La mémoire comme source est évidemment utile mais elle est avant tout une mémoire d’individus. Une vingtaine d’acteurs du négoce colonial havrais ont nourri cette enquête. Leur contribution, constitutive d’archive orale, permet de mieux comprendre, par exemple, la captation du café et du cacao de Côte d’Ivoire et du Cameroun des Maisons Raoul-Duval, Interocéanique, Hubert, les réseaux d’exploitation des bois coloniaux de la Maison Charles. Ces entretiens ont éclairé les méthodes commerciales qui ont permis aux «maisons» Ancel et Raoul-Duval de capter à elles deux 17% du café et du cacao de Côte d’Ivoire et du Cameroun à la fin des années 1950, de comprendre ce que signifiait «faire l’intérieur», «tuer les sociétés coloniales», faire du «marché de place».

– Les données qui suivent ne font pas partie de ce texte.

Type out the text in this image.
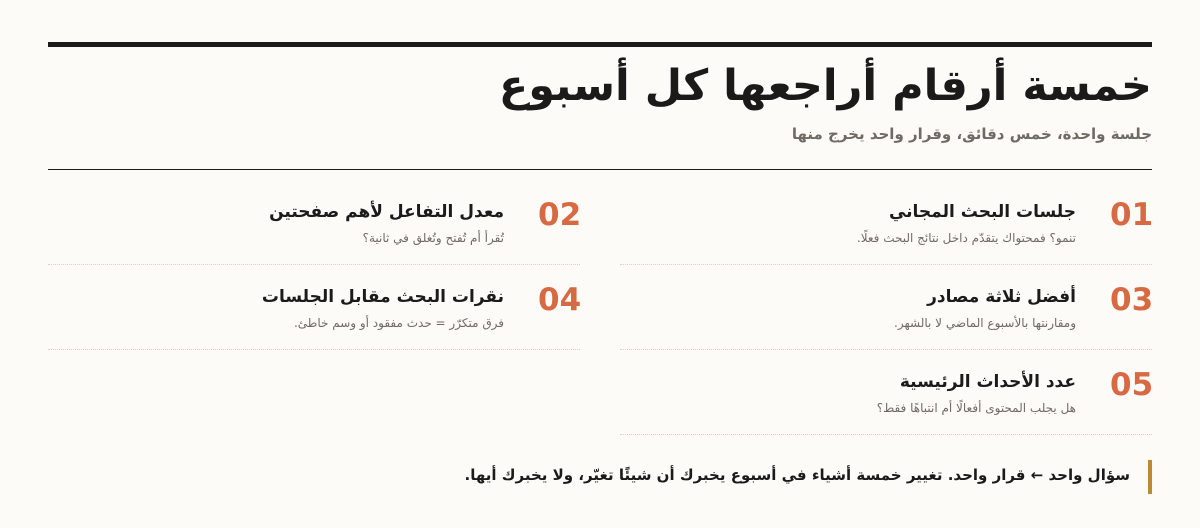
خمسة أرقام أراجعها كل أسبوع
جلسة واحدة، خمس دقائق، وقرار واحد يخرج منها
01
جلسات البحث المجاني
تنمو؟ فمحتواك يتقدّم داخل نتائج البحث فعلًا.
02
معدل التفاعل لأهم صفحتين
تُقرأ أم تُفتح وتُغلق في ثانية؟
03
أفضل ثلاثة مصادر
ومقارنتها بالأسبوع الماضي لا بالشهر.
04
نقرات البحث مقابل الجلسات
فرق متكرّر = حدث مفقود أو وسم خاطئ.
05
عدد الأحداث الرئيسية
هل يجلب المحتوى أفعالًا أم انتباهًا فقط؟
سؤال واحد ← قرار واحد. تغيير خمسة أشياء في أسبوع يخبرك أن شيئًا تغيّر، ولا يخبرك أيها.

Le témoignage oral est information, validation, il confirme ou infirme d’autres sources. Peut-on dire pour autant qu’il existe une mémoire collective du  négoce portuaire? On peut en douter. Certains dirigeants d’aujourd’hui ne connaissent pas les activités principales de leurs aînés dans l’entreprise. Aucun des anciens négociants interrogés n’avait en mémoire l’Institut colonial du Havre, créé en 1929, véritable syndicat colonial qui mettait en relation d’affaires les acteurs économiques et les chambres de commerce de France et des colonies, et qui comptait plus de 300 adhérents. Quant à la participation de personnalités comme Ernest Siegfried, Georges Raverat, Henri Génestal à l’économie de pillage dans le Congo des sociétés concessionnaires entre 1899 et 1920, elle n’a jamais été visible au regard du citoyen. Dans ce cas, ce n’est pas seulement de l’oubli, ni du refoulé, mais du caché. Hors ce cas extrême, le projet d’exposition coloniale internationale sera connu de plus nombreux havrais grâce à des publications récentes (10), mais dans ce cas il s’agira de mémoire historique, et non de mémoire collective «de première main». La mémoire collective n’est pas un esprit saint qui plane au-dessus de la cité (11) et qui descend quant on le convoque. Ce que l’on désigne ainsi est plutôt un corpus de représentations, un imaginaire qui tend à mythifier les agencements les plus commodes en fonction des rapports de force.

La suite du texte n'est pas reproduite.